Bernini’s Colonnade at St. Peter’s Square: A Symbol of Catholic Triumph
SAN PEDRO COLONNADE (BERNINI)
History and Style
The colonnade of St. Peter’s Square was built between 1598 and 1667. It exemplifies the Italian Baroque style, characterized by its Catholic and Counter-Reformation themes.
Spatial Characteristics
- Dynamic Space: Achieved through ellipses, counter-curves, and curves, breaking away from static classical formulas.
- Illusionistic Space: Created through optical effects, perspective, and decoration. Light and lighting play a crucial role in enhancing the theatricality and creating an illusion of infinite space.
- Unitary Open Plan: The single nave, crowned by the dome, contributes to a unified interior. The complex, dynamic, and colorful space is easily comprehensible (diaphanous).
Structural Characteristics
- Classicism and Innovation: While employing classical elements like pillars, columns, and entablatures, the structure innovates with a wavy wall incorporating convex and concave shapes.
- Decorative Columns: The giant, composite columns attached to the wall serve a purely decorative function. They combine Ionic (columns) and Corinthian (acanthus leaves) orders.
Conceptual Characteristics
- Ideological Context: Reflects the prevailing noble ideology in Catholic Europe, contrasting with the rising bourgeois class in Protestant countries. Art served as propaganda, with artists acting as messengers for their respective ideologies.
- Integration of Arts: While integrating all art forms, architecture takes primacy. The design expresses the pessimistic, realistic, and theatrical sentiment of 17th-century art.
Type of Plan and Interior Space
- Oval Plan: The oval shape, with its central keystone and longitudinal axis, creates multiple viewpoints and surprise effects, enhancing the theatricality. The colonnade encloses the ellipse and connects to the church through inclined wings.
- Portico: Composed of four rows of Doric columns with an Ionic entablature, the 296 columns create a seemingly endless forest, offering diverse perspectives and separating the square from the exterior without a complete break.
- Interior Space: The colonnade forms an interior space for walks, playing with light and shadow. It serves as a liturgical and ceremonial space.
Exterior Space
- Square Design: The square’s first section is defined by straight, slightly convergent arms, angled to accommodate the uneven ground. These arms then transition into a large ellipse, centered around an obelisk and flanked by two fountains.

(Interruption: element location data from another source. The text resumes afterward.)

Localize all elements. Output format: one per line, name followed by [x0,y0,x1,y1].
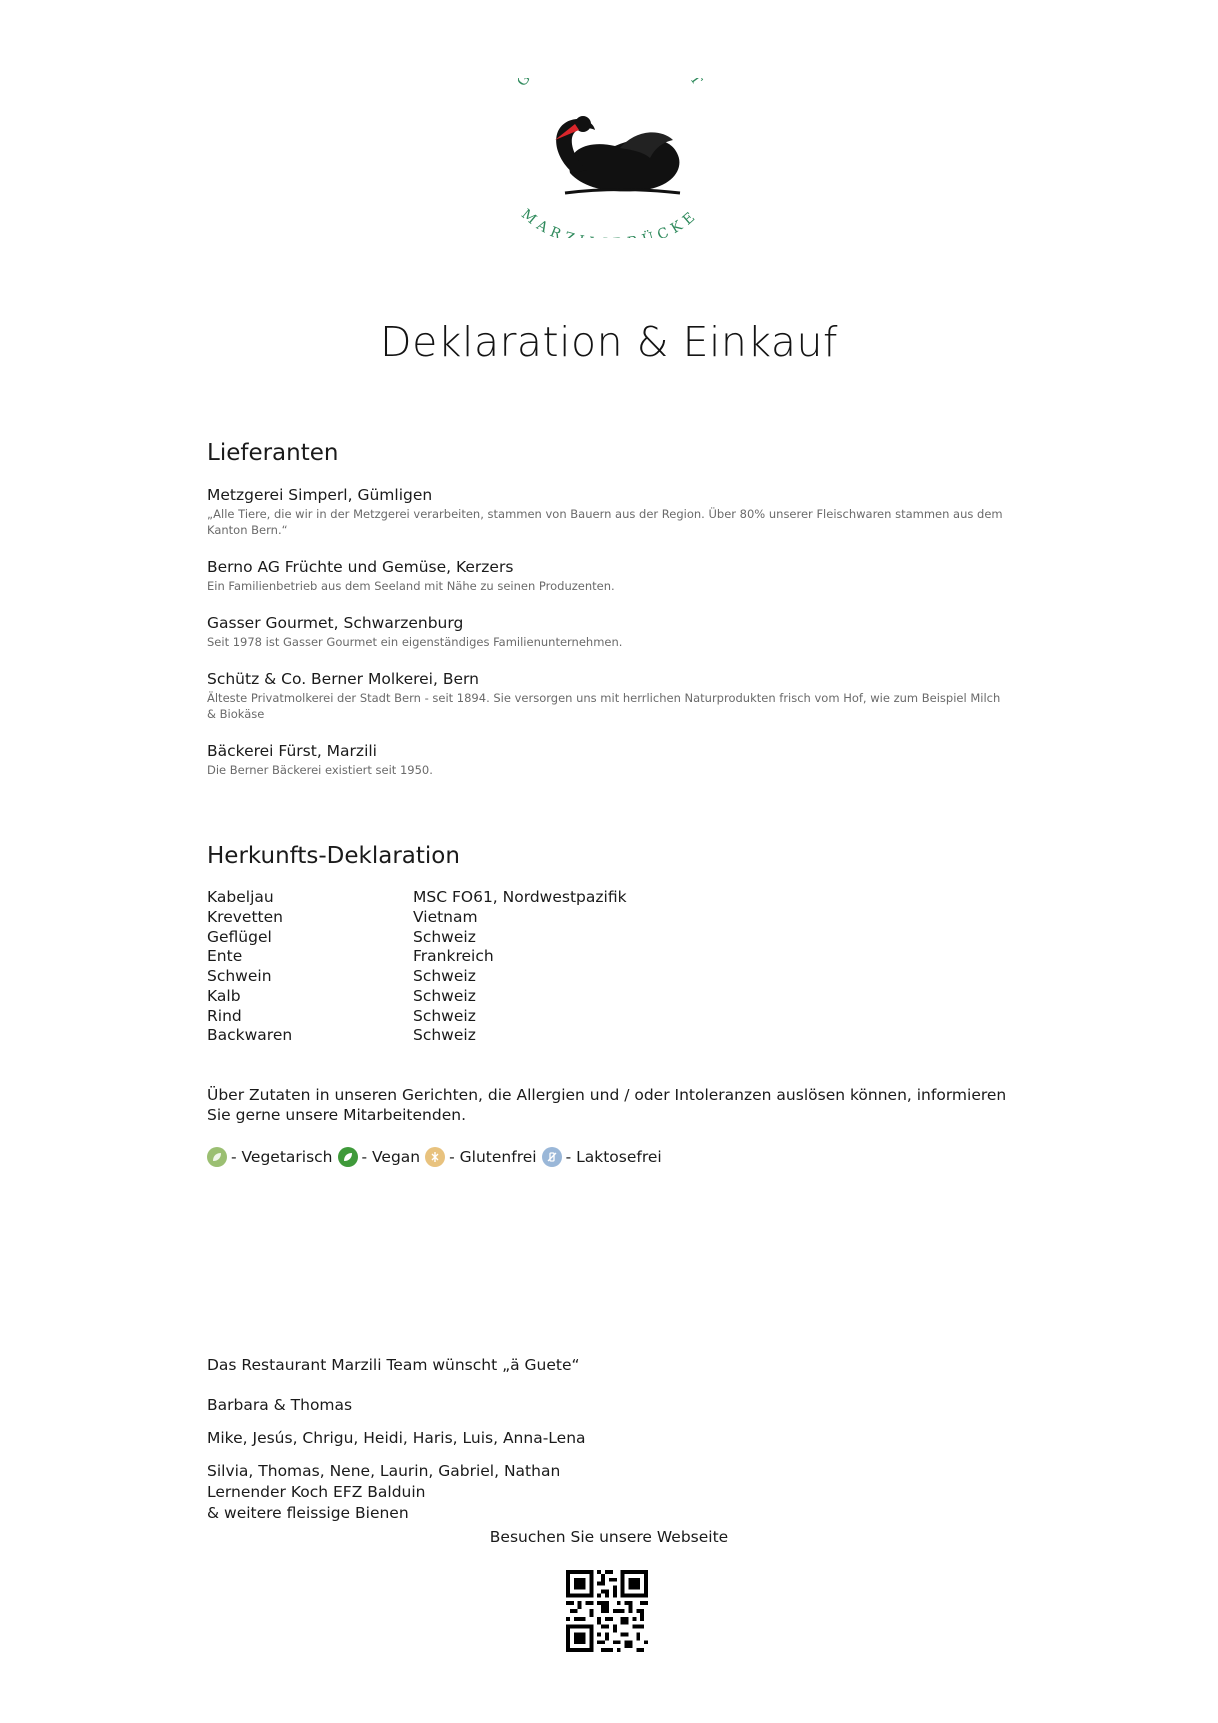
logo-bottom-text: MAR CKE [518,206,702,238]
supplier-item [207,614,1007,650]
suppliers-heading: Lieferanten [207,440,339,466]
origin-product: Ente [207,947,243,965]
page-title: Deklaration & Einkauf [380,318,838,366]
origin-country: Schweiz [413,1026,476,1044]
origin-country: Vietnam [413,908,478,926]
website-label: Besuchen Sie unsere Webseite [489,1528,729,1546]
supplier-description: „Alle Tiere, die wir in der Metzgerei verarbeiten, stammen von Bauern aus der Region. Über 80% unserer Fleischwaren stammen aus dem Kanton Bern.“ [207,507,1003,537]
origin-country: Frankreich [413,947,494,965]
team-apprentice: Lernender Koch EFZ Balduin [207,1483,426,1501]
origin-product: Kalb [207,987,241,1005]
vegetarian-icon [207,1147,227,1167]
origin-product: Geflügel [207,928,272,946]
team-wish: Das Restaurant Marzili Team wünscht „ä Guete“ [207,1356,580,1374]
supplier-item [207,486,1007,538]
restaurant-logo [495,78,725,238]
qr-code[interactable] [566,1570,648,1652]
supplier-item [207,670,1007,722]
origin-heading: Herkunfts-Deklaration [207,843,460,869]
supplier-name: Bäckerei Fürst, Marzili [207,742,377,760]
diet-legend [207,1147,667,1167]
supplier-description: Älteste Privatmolkerei der Stadt Bern - seit 1894. Sie versorgen uns mit herrlichen Naturprodukten frisch vom Hof, wie zum Beispiel Milch & Biokäse [207,691,1001,721]
gluten-free-icon [425,1147,445,1167]
team-owners: Barbara & Thomas [207,1396,353,1414]
supplier-description: Die Berner Bäckerei existiert seit 1950. [207,763,433,777]
team-service: Mike, Jesús, Chrigu, Heidi, Haris, Luis, Anna-Lena [207,1429,586,1447]
supplier-name: Metzgerei Simperl, Gümligen [207,486,433,504]
supplier-description: Seit 1978 ist Gasser Gourmet ein eigenständiges Familienunternehmen. [207,635,623,649]
supplier-name: Schütz & Co. Berner Molkerei, Bern [207,670,479,688]
supplier-item [207,742,1007,778]
origin-country: Schweiz [413,1007,476,1025]
team-kitchen: Silvia, Thomas, Nene, Laurin, Gabriel, Nathan [207,1462,561,1480]
origin-product: Backwaren [207,1026,293,1044]
origin-country: Schweiz [413,987,476,1005]
origin-country: Schweiz [413,928,476,946]
supplier-name: Berno AG Früchte und Gemüse, Kerzers [207,558,514,576]
black-swan-icon [555,116,680,193]
origin-country: Schweiz [413,967,476,985]
supplier-description: Ein Familienbetrieb aus dem Seeland mit Nähe zu seinen Produzenten. [207,579,615,593]
legend-label-gluten-free: - Glutenfrei [449,1148,537,1166]
allergen-note: Über Zutaten in unseren Gerichten, die Allergien und / oder Intoleranzen auslösen können, informieren Sie gerne unsere Mitarbeitenden. [207,1086,1007,1124]
supplier-item [207,558,1007,594]
vegan-icon [338,1147,358,1167]
origin-country: MSC FO61, Nordwestpazifik [413,888,627,906]
origin-product: Rind [207,1007,242,1025]
legend-label-vegetarian: - Vegetarisch [231,1148,333,1166]
supplier-name: Gasser Gourmet, Schwarzenburg [207,614,464,632]
logo-top-text: G T [514,78,706,90]
origin-product: Kabeljau [207,888,274,906]
lactose-free-icon [542,1147,562,1167]
legend-label-vegan: - Vegan [361,1148,421,1166]
team-others: & weitere fleissige Bienen [207,1504,409,1522]
origin-product: Schwein [207,967,272,985]
origin-product: Krevetten [207,908,283,926]
legend-label-lactose-free: - Laktosefrei [565,1148,662,1166]
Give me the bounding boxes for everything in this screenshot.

- Classical Elevation: Combines longitudinal and vertical elements (obelisk, colonnade, dome) with geometric shapes (ground). Multiple axes, including vertical and horizontal, create a dynamic composition.
Parallel Elements
- Ionic Columns: The continuous balustrade atop the entablature is supported by Ionic columns and adorned with a collection of saint statues.
- Curvature: The curvature of the Doric colonnade, based on a parallel ellipse, prevents a complete view of the entire structure.
Decorative Elements
- Statues, fountains, ground lines, and the obelisk contribute to the decorative richness of the space.
Significance
:
· Puerto of Salvation for Christianity.
· Triumph over paganism and heresy, symbolized by the obelisk, statue of the ancient tradition that the church takes. Symbol of ancient wisdom, pagan, which is wrapped by the church.
· The womb as place where humans grow before birth to eternal life, well, earthly life is the gestation for which leterna saccedeix after death.
· There are two sources of baptism and forgiveness of sins: the symbols of absolute power of divinity, its infinite capacity for forgiveness> Myths and religious themes (saints, martyrs). · The columns symbolize the arms of a Christian as hosts in their yes pilgrims: liturgical sense. It also symbolizes the leading role of the church and the paternalistic nature of the Counter.· Lobelisc symbolizes the triumph of Catholicism over protestanisme
· Functional in planning ordering and its construtucions-> planificaió erbanística Rome. Baroque architecture was concerned not only buildings but also the streets, squares and gardens. Needs to get on durbanisme teatralista perfectly the spirit of the time.
Function:
· The role of St. Peter’s Square was to provide access worthy of a category of their church headquarters. Therefore has a symbolic function so as utilitarian, people receive the maximum possible.
· The work has a didactic purpose and propaganda, both true Faith, as the image stability of the ecclesiastical institution. Enhances the papacy and a sample dinefabilitat on faith-> manifest the greatness of the church for impressive monuments.
· Do I need to move the feelings: constructed in the period of the Counter. MODELS:
Olympic Theatre Vincent
Piazza del Campidoglio (trapezoidal shape)
San Andrés del Quirinale
(NOTE: The colonnade Sp includes the highlights of the Baroque: a very functional, full of symbolism and characterization sets a bit.)
(The style characteristic of Bernini is summarized as follows:
A very functional, the square should be useful.